Carbon pricing for the production of greenhouse gas-intensive goods could exacerbate inequality, poverty and unemployment in Africa and developing countries, warned Thursday in Cape Town (1,470 km from Pretoria), participants in an international conference.

“The industry will face many obstacles in its decarbonization efforts, particularly in Africa and developing countries. It is essential to take the necessary measures for the transition, without harming the competitiveness of industries,” declared speakers at this conference initiated under the theme “Compliance: the carbon border adjustment mechanism and environmental standards , social and governance”.

Industrialists, on this occasion, expressed their concerns about the fact that apart from multilateral processes, such as the Framework Convention on United Nations on climate change, discussions and agreements on the design of a carbon adjustment policy based on market principles to reduce greenhouse gas emissions will have a direct impact on African countries, exacerbating inequalities , poverty and unemployment. “We must take all measures to protect ourselves,” they note.

They argue that African countries recognize the need for climate action centered on a just transition, that is, a transition to a net-zero carbon society that takes into account the needs of workers and communities.

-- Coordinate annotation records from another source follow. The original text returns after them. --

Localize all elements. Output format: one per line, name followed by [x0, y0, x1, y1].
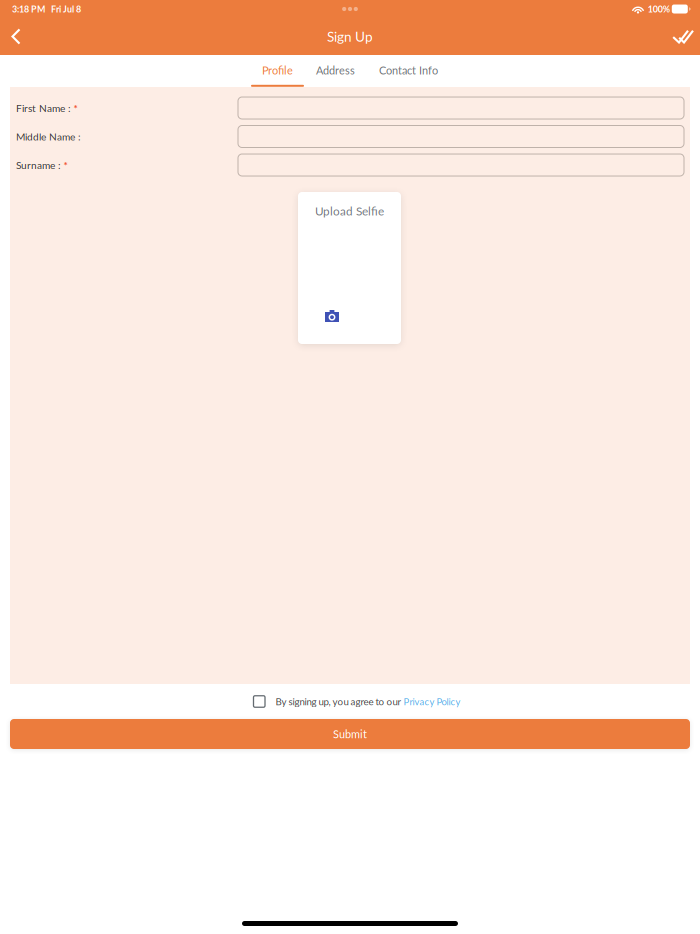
- staticText: *: [74, 102, 78, 114]
- staticText: Submit: [333, 727, 367, 740]
- staticText: Fri Jul 8: [51, 4, 81, 14]
- button[interactable]: Address: [315, 55, 356, 87]
- staticText: By signing up, you agree to our: [276, 696, 402, 707]
- button[interactable]: Privacy Policy: [404, 696, 460, 707]
- button[interactable]: Contact Info: [379, 55, 438, 87]
- button[interactable]: Upload Selfie: [298, 192, 401, 344]
- staticText: Address: [316, 64, 355, 77]
- button[interactable]: Submit: [10, 719, 690, 749]
- button[interactable]: Back: [0, 20, 33, 54]
- staticText: Sign Up: [327, 28, 373, 45]
- button[interactable]: Profile: [262, 55, 293, 87]
- staticText: 3:18 PM: [12, 4, 45, 14]
- staticText: Privacy Policy: [404, 696, 460, 707]
- button[interactable]: Done: [665, 20, 700, 54]
- staticText: *: [64, 159, 68, 171]
- staticText: Contact Info: [379, 64, 438, 77]
- button[interactable]: Agree to terms: [254, 696, 265, 707]
- staticText: Surname :: [16, 159, 61, 171]
- staticText: Profile: [262, 64, 293, 77]
- staticText: First Name :: [16, 102, 71, 114]
- staticText: Upload Selfie: [315, 204, 384, 218]
- staticText: Middle Name :: [16, 130, 81, 143]
- staticText: 100%: [648, 4, 670, 14]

Read also| Sustainable finance: CDG and CFCA join forces for a carbon market

Corporate sustainability reporting requirements emphasize responsible business conduct that includes taking steps to reduce pollution and carbon dioxide (CO2) emissions, as well as waste.

Stakeholders highlight that Carbon Border Adjustment Mechanisms (CBAMs) are mechanisms that aim to increase consistency in the application of carbon pricing between goods produced in different jurisdictions. “Most often, this is a jurisdiction that applies a carbon price to the production of emissions-intensive goods and seeks to apply an equivalent carbon price to imports of those goods from foreign jurisdictions », They explain.

In practical terms, this could mean that African exports of carbon-intensive goods would face additional carbon cost liability in some jurisdictions, some speakers warned.

Industrialists, on this occasion, mentioned green hydrogen as an option for the production of green steel. “Sectorising the scrap market as a raw material for the steel sector to reduce the carbon footprint would be another option,” they argued. He added that renovating existing technologies and investing in new energy-saving technologies are other options to consider.

The conference brought together senior government representatives, business leaders, policy makers, as well as sustainable development experts. Speakers explored the intersection between the European Union’s greenhouse gas reporting requirements and how this is likely to affect the metals and engineering sector, which is a high-intensity sector export.